As I spoke, I looked keenly around, examining with care every point of

the horizon; but nothing alive appeared to exist on these deserted

shores.

I now felt rather fatigued, and told my uncle so. The walk and

excitement were too much for me in my weak state. I therefore seated

myself at the end of a promontory, at the foot of which the waves broke

in incessant rolls. I looked round a bay formed by projections of vast

granitic rocks. At the extreme end was a little port protected by huge

pyramids of stones. A brig and three or four schooners might have lain

there with perfect ease. So natural did it seem, that every minute my

imagination induced me to expect a vessel coming out under all sail and

making for the open sea under the influence of a warm southerly breeze.

But the fantastic illusion never lasted more than a minute.

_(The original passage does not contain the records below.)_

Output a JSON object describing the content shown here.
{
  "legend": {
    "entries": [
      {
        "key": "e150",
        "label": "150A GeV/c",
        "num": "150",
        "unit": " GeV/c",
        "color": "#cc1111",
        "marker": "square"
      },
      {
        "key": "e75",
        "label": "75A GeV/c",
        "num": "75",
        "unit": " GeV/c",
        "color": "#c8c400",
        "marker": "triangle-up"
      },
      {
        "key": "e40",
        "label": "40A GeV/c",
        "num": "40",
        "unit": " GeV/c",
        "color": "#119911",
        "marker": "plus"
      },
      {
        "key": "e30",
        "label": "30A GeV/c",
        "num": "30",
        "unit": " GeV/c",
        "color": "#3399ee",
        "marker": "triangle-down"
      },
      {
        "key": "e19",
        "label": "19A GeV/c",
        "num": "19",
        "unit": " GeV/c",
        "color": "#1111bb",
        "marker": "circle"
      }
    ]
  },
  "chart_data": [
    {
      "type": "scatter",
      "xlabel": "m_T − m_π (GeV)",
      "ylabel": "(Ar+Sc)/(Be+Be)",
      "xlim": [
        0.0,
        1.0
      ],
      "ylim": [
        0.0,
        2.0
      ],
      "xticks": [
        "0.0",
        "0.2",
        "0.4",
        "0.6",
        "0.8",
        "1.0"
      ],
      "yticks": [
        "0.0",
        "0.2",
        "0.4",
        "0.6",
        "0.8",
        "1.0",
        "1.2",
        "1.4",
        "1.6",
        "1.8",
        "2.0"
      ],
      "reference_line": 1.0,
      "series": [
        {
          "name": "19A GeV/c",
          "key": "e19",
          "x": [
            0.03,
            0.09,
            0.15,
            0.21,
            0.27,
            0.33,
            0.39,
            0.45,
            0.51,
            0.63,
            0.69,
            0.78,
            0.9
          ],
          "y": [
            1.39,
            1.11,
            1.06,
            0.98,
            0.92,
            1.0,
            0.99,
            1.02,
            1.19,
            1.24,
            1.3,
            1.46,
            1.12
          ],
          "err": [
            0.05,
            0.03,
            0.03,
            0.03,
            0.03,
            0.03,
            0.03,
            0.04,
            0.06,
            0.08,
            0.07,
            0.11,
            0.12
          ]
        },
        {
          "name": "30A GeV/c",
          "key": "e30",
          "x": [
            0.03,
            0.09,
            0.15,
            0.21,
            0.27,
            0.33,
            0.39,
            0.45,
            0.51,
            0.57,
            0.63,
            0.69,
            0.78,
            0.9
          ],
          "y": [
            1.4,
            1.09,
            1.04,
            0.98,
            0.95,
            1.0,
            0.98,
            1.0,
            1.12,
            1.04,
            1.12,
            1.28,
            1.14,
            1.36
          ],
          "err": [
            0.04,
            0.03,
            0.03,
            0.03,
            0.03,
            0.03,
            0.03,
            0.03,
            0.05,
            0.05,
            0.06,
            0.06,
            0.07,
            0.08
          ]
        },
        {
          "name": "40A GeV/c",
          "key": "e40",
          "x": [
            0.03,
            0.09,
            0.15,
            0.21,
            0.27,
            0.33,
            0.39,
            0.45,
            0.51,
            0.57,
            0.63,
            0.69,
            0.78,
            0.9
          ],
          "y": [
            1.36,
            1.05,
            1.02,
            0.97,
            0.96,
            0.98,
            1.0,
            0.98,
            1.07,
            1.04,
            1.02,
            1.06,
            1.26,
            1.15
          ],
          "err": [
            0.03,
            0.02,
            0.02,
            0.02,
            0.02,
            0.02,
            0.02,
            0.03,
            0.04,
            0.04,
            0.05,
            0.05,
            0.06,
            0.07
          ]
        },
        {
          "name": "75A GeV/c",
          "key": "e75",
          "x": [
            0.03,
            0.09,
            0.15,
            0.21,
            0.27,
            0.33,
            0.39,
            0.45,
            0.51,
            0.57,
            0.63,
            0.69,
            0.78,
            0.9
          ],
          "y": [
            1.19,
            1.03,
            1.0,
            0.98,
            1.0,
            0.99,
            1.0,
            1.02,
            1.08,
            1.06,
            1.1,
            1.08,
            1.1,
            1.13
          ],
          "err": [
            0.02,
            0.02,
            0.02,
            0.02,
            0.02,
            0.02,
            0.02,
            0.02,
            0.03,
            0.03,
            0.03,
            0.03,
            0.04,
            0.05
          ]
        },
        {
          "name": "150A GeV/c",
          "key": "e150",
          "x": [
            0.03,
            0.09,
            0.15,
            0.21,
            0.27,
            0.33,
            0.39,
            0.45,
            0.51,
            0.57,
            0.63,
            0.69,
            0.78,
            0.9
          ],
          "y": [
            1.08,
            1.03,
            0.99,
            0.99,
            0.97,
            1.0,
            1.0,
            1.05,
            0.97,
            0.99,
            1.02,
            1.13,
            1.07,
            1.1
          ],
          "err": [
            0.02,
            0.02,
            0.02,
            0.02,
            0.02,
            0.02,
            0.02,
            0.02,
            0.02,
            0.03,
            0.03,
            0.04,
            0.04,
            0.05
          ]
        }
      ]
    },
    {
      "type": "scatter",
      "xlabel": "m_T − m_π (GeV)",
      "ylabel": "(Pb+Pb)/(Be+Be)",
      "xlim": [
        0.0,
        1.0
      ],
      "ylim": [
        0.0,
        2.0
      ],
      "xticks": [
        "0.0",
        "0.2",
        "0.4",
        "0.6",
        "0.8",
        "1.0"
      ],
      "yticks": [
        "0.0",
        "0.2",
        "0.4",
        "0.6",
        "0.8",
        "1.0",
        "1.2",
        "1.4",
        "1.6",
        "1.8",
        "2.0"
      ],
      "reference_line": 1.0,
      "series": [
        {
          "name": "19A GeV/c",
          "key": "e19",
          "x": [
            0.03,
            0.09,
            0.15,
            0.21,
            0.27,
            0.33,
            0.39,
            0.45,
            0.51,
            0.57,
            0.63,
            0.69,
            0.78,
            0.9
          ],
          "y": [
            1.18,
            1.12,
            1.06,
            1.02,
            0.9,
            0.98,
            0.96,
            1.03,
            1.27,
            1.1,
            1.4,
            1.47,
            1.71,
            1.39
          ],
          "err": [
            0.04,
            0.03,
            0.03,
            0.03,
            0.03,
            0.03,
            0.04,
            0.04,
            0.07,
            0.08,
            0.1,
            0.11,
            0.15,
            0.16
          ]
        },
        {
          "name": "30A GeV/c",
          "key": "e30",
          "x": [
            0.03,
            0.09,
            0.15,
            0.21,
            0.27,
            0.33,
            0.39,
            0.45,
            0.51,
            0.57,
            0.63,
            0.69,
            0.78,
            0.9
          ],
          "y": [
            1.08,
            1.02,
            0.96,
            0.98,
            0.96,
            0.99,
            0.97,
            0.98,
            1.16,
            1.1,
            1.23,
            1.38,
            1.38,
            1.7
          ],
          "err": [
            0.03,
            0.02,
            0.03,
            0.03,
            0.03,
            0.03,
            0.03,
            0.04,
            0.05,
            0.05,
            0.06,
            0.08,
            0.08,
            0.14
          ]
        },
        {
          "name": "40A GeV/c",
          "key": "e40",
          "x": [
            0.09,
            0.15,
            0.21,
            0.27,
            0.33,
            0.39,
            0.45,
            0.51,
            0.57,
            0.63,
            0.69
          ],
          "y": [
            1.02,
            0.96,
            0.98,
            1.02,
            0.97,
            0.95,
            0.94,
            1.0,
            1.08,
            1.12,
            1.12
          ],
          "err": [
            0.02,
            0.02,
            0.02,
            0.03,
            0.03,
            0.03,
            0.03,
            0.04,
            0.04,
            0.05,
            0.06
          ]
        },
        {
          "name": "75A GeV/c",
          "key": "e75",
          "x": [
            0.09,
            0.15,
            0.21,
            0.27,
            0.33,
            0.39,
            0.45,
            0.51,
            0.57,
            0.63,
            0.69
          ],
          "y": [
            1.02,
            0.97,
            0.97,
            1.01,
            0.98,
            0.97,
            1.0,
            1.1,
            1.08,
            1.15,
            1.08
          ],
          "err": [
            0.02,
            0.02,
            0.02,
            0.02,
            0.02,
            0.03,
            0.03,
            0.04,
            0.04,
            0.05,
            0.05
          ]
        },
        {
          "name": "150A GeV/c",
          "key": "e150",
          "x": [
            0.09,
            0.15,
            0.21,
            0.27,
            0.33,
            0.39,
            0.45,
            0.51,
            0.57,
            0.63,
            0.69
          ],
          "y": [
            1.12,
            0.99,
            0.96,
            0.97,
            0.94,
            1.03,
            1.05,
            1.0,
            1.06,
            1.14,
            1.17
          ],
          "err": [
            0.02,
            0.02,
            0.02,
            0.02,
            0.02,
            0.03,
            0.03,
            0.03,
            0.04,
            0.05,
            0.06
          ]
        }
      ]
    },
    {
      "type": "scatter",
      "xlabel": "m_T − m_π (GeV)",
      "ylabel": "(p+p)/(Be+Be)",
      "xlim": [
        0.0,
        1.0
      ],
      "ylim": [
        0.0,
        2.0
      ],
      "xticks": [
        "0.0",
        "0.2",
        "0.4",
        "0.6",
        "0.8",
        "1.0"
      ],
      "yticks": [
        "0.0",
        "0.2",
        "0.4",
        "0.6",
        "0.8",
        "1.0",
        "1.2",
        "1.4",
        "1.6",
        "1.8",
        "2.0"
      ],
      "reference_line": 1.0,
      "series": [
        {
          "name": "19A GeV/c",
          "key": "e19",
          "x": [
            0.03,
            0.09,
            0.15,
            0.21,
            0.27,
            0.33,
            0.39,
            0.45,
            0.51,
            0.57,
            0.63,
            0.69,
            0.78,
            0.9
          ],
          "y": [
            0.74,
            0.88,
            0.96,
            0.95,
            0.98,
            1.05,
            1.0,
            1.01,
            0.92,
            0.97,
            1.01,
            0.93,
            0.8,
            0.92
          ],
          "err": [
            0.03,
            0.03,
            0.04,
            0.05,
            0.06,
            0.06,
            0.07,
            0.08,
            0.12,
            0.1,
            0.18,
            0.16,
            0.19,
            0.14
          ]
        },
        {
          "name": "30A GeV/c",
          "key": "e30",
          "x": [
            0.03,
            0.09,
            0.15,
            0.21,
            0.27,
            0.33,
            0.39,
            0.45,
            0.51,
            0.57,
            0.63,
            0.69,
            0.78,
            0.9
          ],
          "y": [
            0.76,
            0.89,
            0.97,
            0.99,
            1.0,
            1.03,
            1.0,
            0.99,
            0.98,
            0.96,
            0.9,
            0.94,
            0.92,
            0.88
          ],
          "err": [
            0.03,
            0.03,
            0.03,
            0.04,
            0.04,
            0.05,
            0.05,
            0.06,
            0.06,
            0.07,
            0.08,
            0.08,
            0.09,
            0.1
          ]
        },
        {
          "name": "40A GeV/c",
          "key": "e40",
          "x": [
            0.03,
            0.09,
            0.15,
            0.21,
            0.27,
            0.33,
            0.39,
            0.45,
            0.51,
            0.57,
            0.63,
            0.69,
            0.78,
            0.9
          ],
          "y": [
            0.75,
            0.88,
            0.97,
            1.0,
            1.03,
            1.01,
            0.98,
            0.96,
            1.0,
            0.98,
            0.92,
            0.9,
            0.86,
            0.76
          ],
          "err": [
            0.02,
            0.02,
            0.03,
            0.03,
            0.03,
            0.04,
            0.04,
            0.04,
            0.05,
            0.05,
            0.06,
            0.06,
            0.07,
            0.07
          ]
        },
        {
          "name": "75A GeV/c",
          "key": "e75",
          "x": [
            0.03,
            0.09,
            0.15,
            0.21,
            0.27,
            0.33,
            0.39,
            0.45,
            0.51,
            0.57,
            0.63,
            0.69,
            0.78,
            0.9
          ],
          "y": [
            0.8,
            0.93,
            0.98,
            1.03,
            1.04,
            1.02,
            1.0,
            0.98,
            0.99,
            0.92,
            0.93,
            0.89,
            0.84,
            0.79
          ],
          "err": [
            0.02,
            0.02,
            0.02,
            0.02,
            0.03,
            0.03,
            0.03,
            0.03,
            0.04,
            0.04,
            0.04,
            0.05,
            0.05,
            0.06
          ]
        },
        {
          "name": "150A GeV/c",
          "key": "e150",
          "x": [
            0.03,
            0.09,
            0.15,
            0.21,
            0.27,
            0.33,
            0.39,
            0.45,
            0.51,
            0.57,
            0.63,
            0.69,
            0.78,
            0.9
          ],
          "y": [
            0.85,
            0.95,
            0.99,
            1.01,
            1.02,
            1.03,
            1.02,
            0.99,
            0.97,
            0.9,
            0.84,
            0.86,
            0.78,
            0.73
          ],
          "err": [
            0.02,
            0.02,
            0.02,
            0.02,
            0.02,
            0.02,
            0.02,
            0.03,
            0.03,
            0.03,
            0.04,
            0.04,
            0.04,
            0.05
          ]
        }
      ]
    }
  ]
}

We were the

only living creatures in this subterranean world!

During certain periods there was an utter cessation of wind, when a

silence deeper, more terrible than the silence of the desert fell upon

these solitary and arid rocks--and seemed to hang like a leaden weight

upon the waters of this singular ocean. I sought, amid the awful

stillness, to penetrate through the distant fog, to tear down the veil

which concealed the mysterious distance. What unspoken words were

murmured by my trembling lips--what questions did I wish to ask and did

not! Where did this sea end--to what did it lead? Should we ever be able

to examine its distant shores?

But my uncle had no doubts about the matter. He was convinced that our

enterprise would in the end be successful. For my part, I was in a state

of painful indecision--I desired to embark on the journey and to

succeed, and still I feared the result.

After we had passed an hour or more in silent contemplation of the

wondrous spectacle, we rose and went down towards the bank on our way to

the grotto, which I was not sorry to gain. After a slight repast, I

sought refuge in slumber, and at length, after many and tedious

struggles, sleep came over my weary eyes.